The potency of Lee’s performances was often the result of her playing off of, even testing, her audience. She has a “cruel thought” that she will “continue until I get exhausted or scream to put me down,” she says in Abortion. The audience apparently intervened after about two hours. She does not seem to resist in the video (which lasts only around ten minutes). In 1990’s Sorry for Suffering—You think I’m a puppy on a picnic? (what a title!), she roams the streets of Seoul and Tokyo in a crustacean-like outfit. She is on display, open to ridicule, utterly rejecting any attempt to police her body. Reactions from passersby include bafflement, curiosity, and awe.
In 1996, Lee playfully demonstrated how an artist and her public feed off each other in I Need You (Monument), a roughly thirty-nine-foot-tall balloon that all comers could inflate by stomping on pumps. As it grew, it revealed a vibrant image of Lee in boots, fishnets, and a flowing robe, with elaborate ornaments in her hair, a kind of punk-geisha-goddess amalgamation of stereotypical images of Asian women. (At the time, she was moving away from performance; viewers were becoming desensitized, requiring ever more extreme provocation, she has said.) At the Seoul Museum of Art, a new version of a related balloon, Hydra (Monument), 1996/2021, was black-and-white, the dolled-up artist surrounded by glitchy, abstract passages (mushroom clouds, maybe) as if faxed in from the past. The communal labor the work invited had an extra poignancy amid the social-distancing rules of the pandemic.
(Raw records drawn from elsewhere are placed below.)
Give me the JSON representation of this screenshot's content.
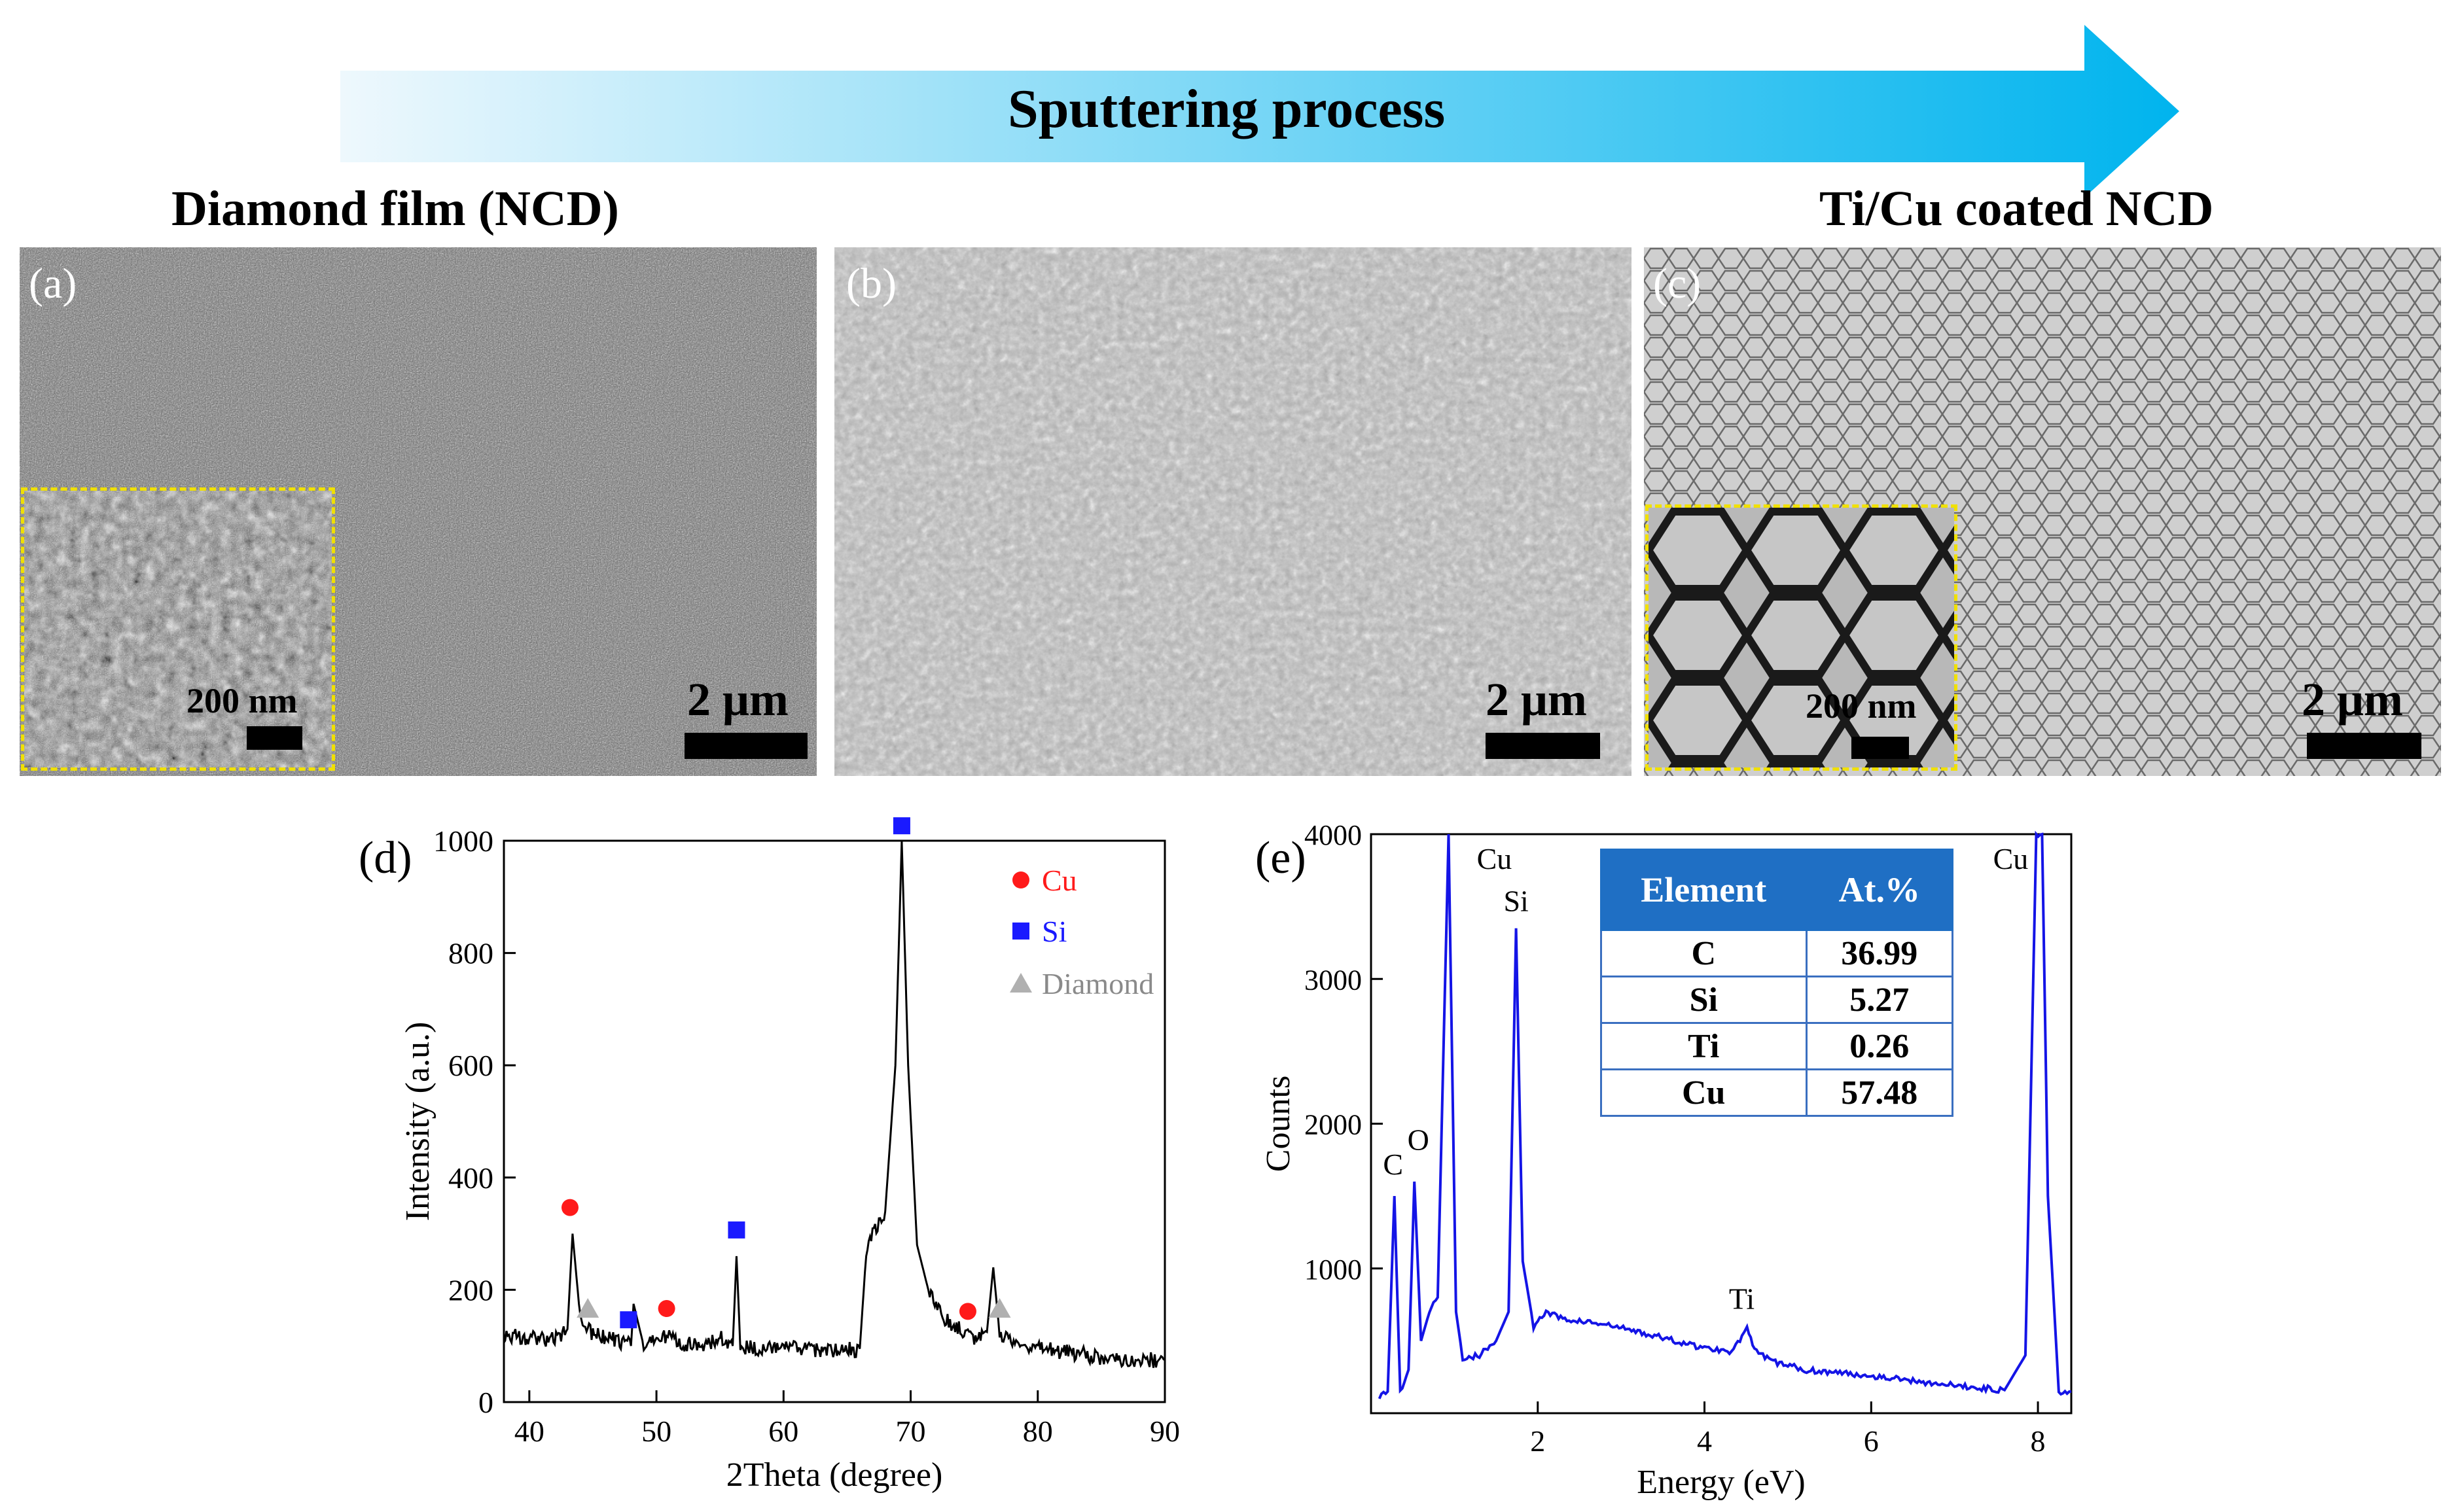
{
  "header": {
    "process_label": "Sputtering process",
    "left_title": "Diamond film (NCD)",
    "right_title": "Ti/Cu coated NCD",
    "arrow_colors": [
      "#eaf6fc",
      "#00b4ee"
    ]
  },
  "panels": [
    {
      "label": "(a)",
      "scale_label": "2 μm",
      "inset_scale_label": "200 nm"
    },
    {
      "label": "(b)",
      "scale_label": "2 μm"
    },
    {
      "label": "(c)",
      "scale_label": "2 μm",
      "inset_scale_label": "200 nm"
    }
  ],
  "xrd": {
    "label": "(d)",
    "xlabel": "2Theta (degree)",
    "ylabel": "Intensity (a.u.)",
    "legend": [
      {
        "name": "Cu",
        "color": "#ff1a1a",
        "marker": "circle"
      },
      {
        "name": "Si",
        "color": "#1a1aff",
        "marker": "square"
      },
      {
        "name": "Diamond",
        "color": "#b0b0b0",
        "marker": "triangle"
      }
    ],
    "x_ticks": [
      "40",
      "50",
      "60",
      "70",
      "80",
      "90"
    ],
    "y_ticks": [
      "0",
      "200",
      "400",
      "600",
      "800",
      "1000"
    ]
  },
  "eds": {
    "label": "(e)",
    "xlabel": "Energy (eV)",
    "ylabel": "Counts",
    "x_ticks": [
      "2",
      "4",
      "6",
      "8"
    ],
    "y_ticks": [
      "1000",
      "2000",
      "3000",
      "4000"
    ],
    "peak_labels": [
      "C",
      "O",
      "Cu",
      "Si",
      "Ti",
      "Cu"
    ],
    "table": {
      "headers": [
        "Element",
        "At.%"
      ],
      "rows": [
        [
          "C",
          "36.99"
        ],
        [
          "Si",
          "5.27"
        ],
        [
          "Ti",
          "0.26"
        ],
        [
          "Cu",
          "57.48"
        ]
      ]
    }
  },
  "chart_data": [
    {
      "type": "line",
      "title": "(d)",
      "xlabel": "2Theta (degree)",
      "ylabel": "Intensity (a.u.)",
      "xlim": [
        38,
        90
      ],
      "ylim": [
        0,
        1000
      ],
      "series": [
        {
          "name": "XRD pattern",
          "x": [
            38,
            40,
            42,
            43,
            43.4,
            44,
            45,
            46,
            47,
            48,
            48.2,
            49,
            50.5,
            52,
            54,
            55,
            56,
            56.3,
            56.6,
            58,
            60,
            62,
            64,
            66,
            66.5,
            66.8,
            67,
            68,
            68.8,
            69.3,
            69.8,
            70.5,
            71.5,
            73,
            75,
            76,
            76.5,
            77,
            78,
            80,
            82,
            85,
            88,
            90
          ],
          "y": [
            120,
            115,
            110,
            130,
            300,
            150,
            120,
            115,
            110,
            100,
            175,
            100,
            120,
            105,
            100,
            115,
            100,
            260,
            100,
            95,
            95,
            95,
            90,
            95,
            265,
            290,
            300,
            340,
            600,
            1000,
            600,
            280,
            190,
            140,
            115,
            125,
            240,
            120,
            110,
            95,
            90,
            80,
            75,
            75
          ]
        }
      ],
      "markers": [
        {
          "phase": "Cu",
          "x": [
            43.2,
            50.8,
            74.5
          ]
        },
        {
          "phase": "Si",
          "x": [
            47.8,
            56.3,
            69.3
          ]
        },
        {
          "phase": "Diamond",
          "x": [
            44.6,
            77.0
          ]
        }
      ]
    },
    {
      "type": "line",
      "title": "(e)",
      "xlabel": "Energy (eV)",
      "ylabel": "Counts",
      "xlim": [
        0,
        8.4
      ],
      "ylim": [
        0,
        4000
      ],
      "series": [
        {
          "name": "EDS spectrum",
          "x": [
            0.1,
            0.2,
            0.28,
            0.35,
            0.45,
            0.52,
            0.6,
            0.7,
            0.8,
            0.93,
            1.02,
            1.1,
            1.3,
            1.5,
            1.65,
            1.74,
            1.82,
            1.95,
            2.1,
            2.3,
            2.6,
            3.0,
            3.5,
            4.0,
            4.3,
            4.45,
            4.51,
            4.6,
            4.8,
            5.2,
            6.0,
            7.0,
            7.6,
            7.85,
            7.98,
            8.05,
            8.12,
            8.25,
            8.4
          ],
          "y": [
            120,
            150,
            1500,
            150,
            300,
            1600,
            500,
            700,
            800,
            4000,
            700,
            380,
            400,
            500,
            700,
            3350,
            1050,
            600,
            700,
            650,
            630,
            590,
            520,
            450,
            430,
            520,
            600,
            430,
            360,
            300,
            260,
            190,
            160,
            400,
            4000,
            4000,
            1500,
            150,
            150
          ]
        }
      ],
      "peak_annotations": [
        {
          "label": "C",
          "x": 0.28
        },
        {
          "label": "O",
          "x": 0.52
        },
        {
          "label": "Cu",
          "x": 0.93
        },
        {
          "label": "Si",
          "x": 1.74
        },
        {
          "label": "Ti",
          "x": 4.51
        },
        {
          "label": "Cu",
          "x": 8.05
        }
      ]
    }
  ]
}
Photographs of sundry other actions, drawings, and props filled the third, final room of this exhilarating show. This gallery suggested an artist overflowing with unruly ideas and hinted that this exhibition was only one potential edit of her production. There were videos on small screens here, too, one with the artist outside a museum in 1994 with a collar around her neck that is chained to a bed. She tries to walk away and is brought up short. And so she brandishes a heavy pickax, strips off her clothes, and sets to work trying to break free. You might be tempted to laugh at the blunt symbolism and the deadpan absurdity of her commitment. But a small crowd, including stone-faced men in suits, is watching, and they are doing nothing to help her.